Next year, pitching coaches on major league teams will include Roger Craig of the San Diego Padres, Galen Cisco of the Kansas City Royals, Al Jackson of the Boston Red Sox and Bob Miller of the Toronto Blue Jays.
You know what Craig, Cisco, Jackson and Miller have in common? They all pitched for the 1962 Mets.
THIS YEAR'S CROP OF MISSES
If you have the feeling that pro football teams are missing an awful lot of extra points this year, you're right—in a sense. Through the first nine weeks of the season, 11.2% of all extra-point attempts failed, compared to 7.7% last year and 8.7% in 1974, the year the goalposts were moved from the goal line to the back of the end zone. If you are impressed by percentages, the increase in failures this year is startling—nearly 45% more than in the previous season. Perfectionist coaches are driven crazy by figures like this, particularly since no one seems to agree on the reasons for the increase.

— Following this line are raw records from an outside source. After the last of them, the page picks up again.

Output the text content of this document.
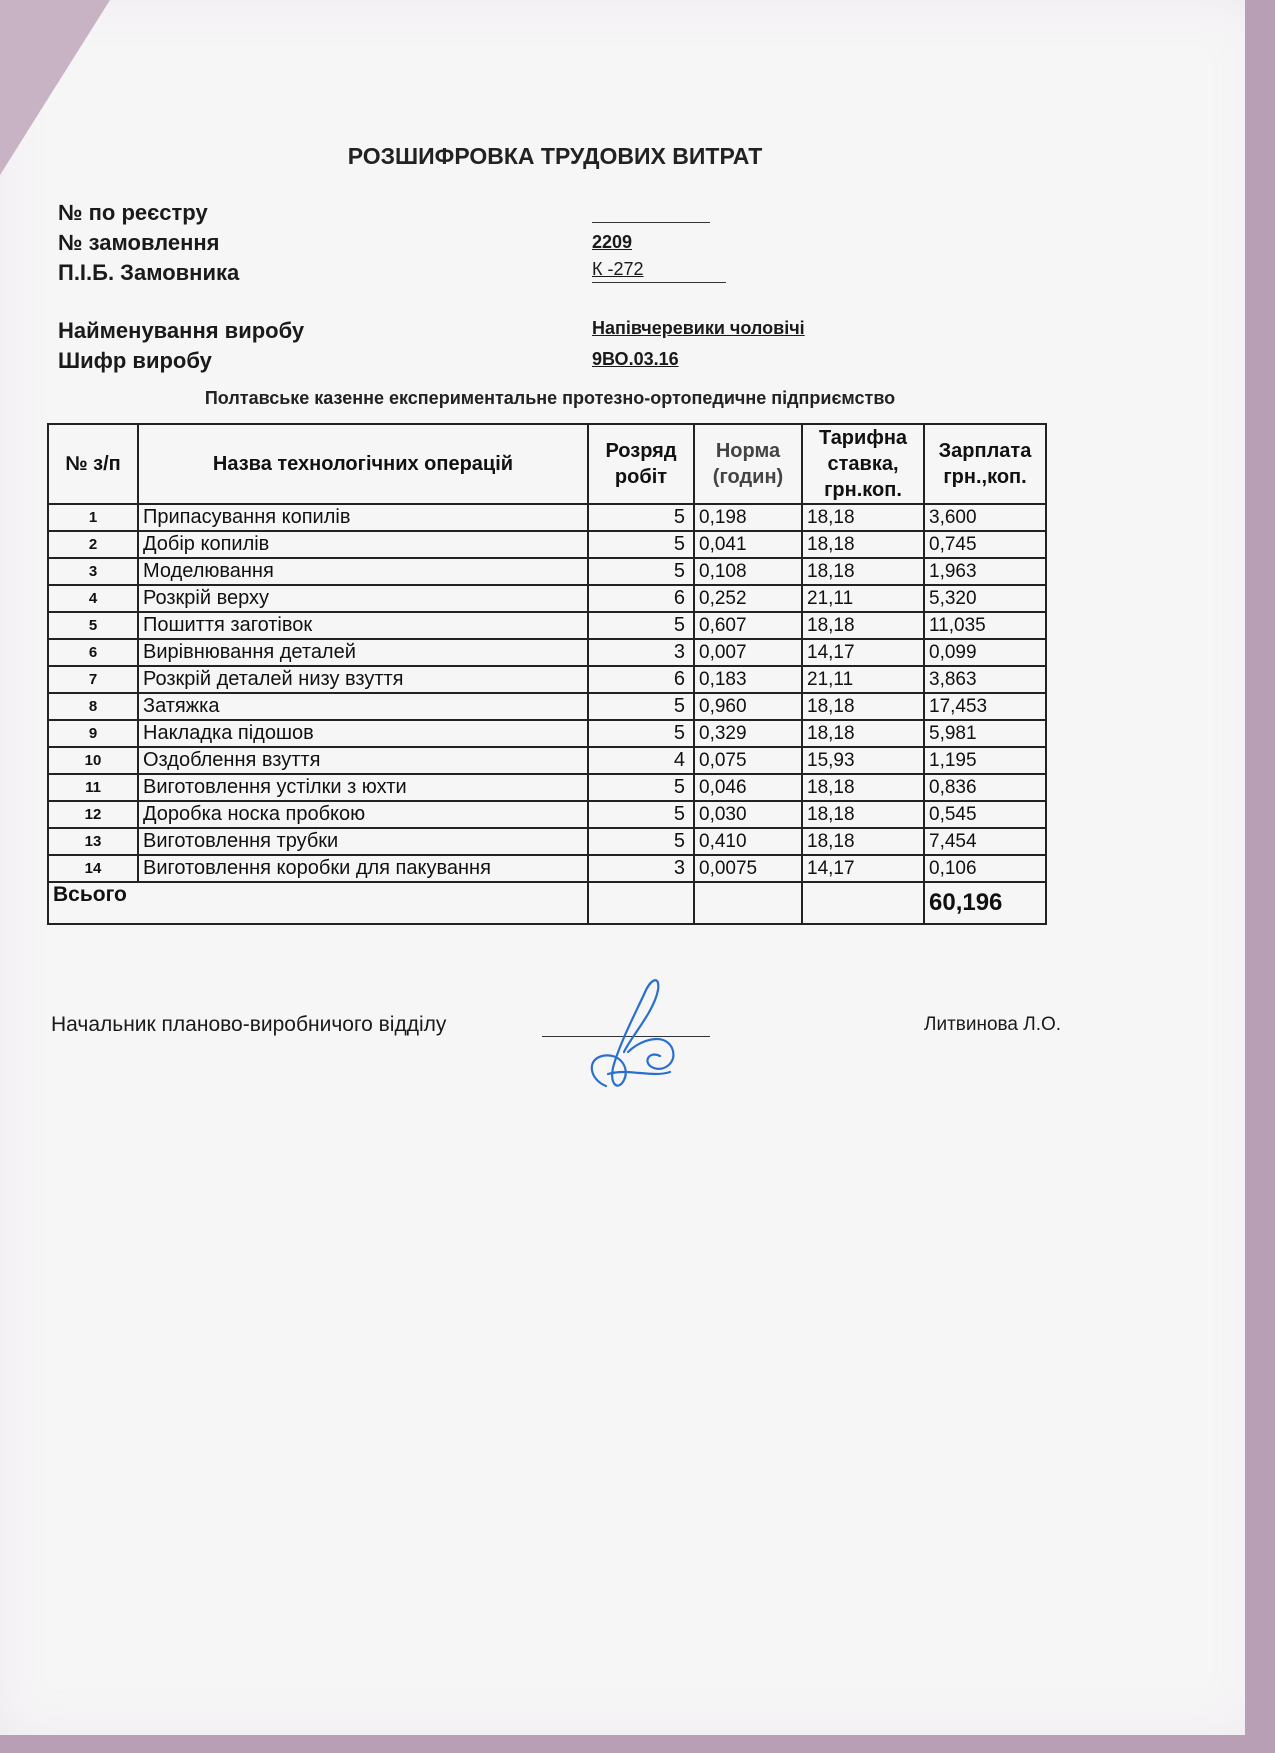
РОЗШИФРОВКА ТРУДОВИХ ВИТРАТ
№ по реєстру
№ замовлення	2209
П.І.Б. Замовника	К -272
Найменування виробу	Напівчеревики чоловічі
Шифр виробу	9ВО.03.16
Полтавське казенне експериментальне протезно-ортопедичне підприємство
№ з/п	Назва технологічних операцій	Розряд робіт	Норма (годин)	Тарифна ставка, грн.коп.	Зарплата грн.,коп.
1	Припасування копилів	5	0,198	18,18	3,600
2	Добір копилів	5	0,041	18,18	0,745
3	Моделювання	5	0,108	18,18	1,963
4	Розкрій верху	6	0,252	21,11	5,320
5	Пошиття заготівок	5	0,607	18,18	11,035
6	Вирівнювання деталей	3	0,007	14,17	0,099
7	Розкрій деталей низу взуття	6	0,183	21,11	3,863
8	Затяжка	5	0,960	18,18	17,453
9	Накладка підошов	5	0,329	18,18	5,981
10	Оздоблення взуття	4	0,075	15,93	1,195
11	Виготовлення устілки з юхти	5	0,046	18,18	0,836
12	Доробка носка пробкою	5	0,030	18,18	0,545
13	Виготовлення трубки	5	0,410	18,18	7,454
14	Виготовлення коробки для пакування	3	0,0075	14,17	0,106
Всього					60,196
Начальник планово-виробничого відділу	Литвинова Л.О.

On the other hand, if you look at the situation from a quantitative point of view, the number of extra points being missed isn't all that startling. In the 126 games played through the first nine weeks, 65 extra-point tries were blown, which works out to only one miss every two games. Moreover, if you compare that with the failure rate for the past two years, you'll find it means about one more miss every six games, which isn't anything to get excited about.
Unless, of course, you happen to have a bet on a team to win by seven and it flubs the kick and wins by six.
Winning is the only thing, Vince Lombardi is supposed to have said. Maybe he did and maybe he didn't. And maybe it is and maybe it isn't. The other day Barbara Roche, the star of Northwestern's women's field hockey team, broke a 0-0 tie in the second half of a game with Valparaiso by dribbling down the left side, cutting toward the middle and deftly putting a short flip shot into the lower left corner of the net. The officials signaled a goal, it was so noted by the scorer, and the players on both teams moved toward midfield to line up for a face-off. All except Barbara Roche, who went up to an official and said, "It wasn't a goal. I hit it off the back of my stick." Hitting the ball with the back of the stick is illegal in field hockey.
The official blinked once or twice but declared it no goal and gave the ball to Valparaiso to put into play from its end of the field. Fourteen minutes later Northwestern scored (on a rebound of a shot by Roche) and held on to win 1-0.
Asked after the game about her "non-goal," Roche said, 'I didn't think it was right. The referee didn't see it, but I did." She refused to say anything more about the incident, declaring that she did not want to sound "too religious."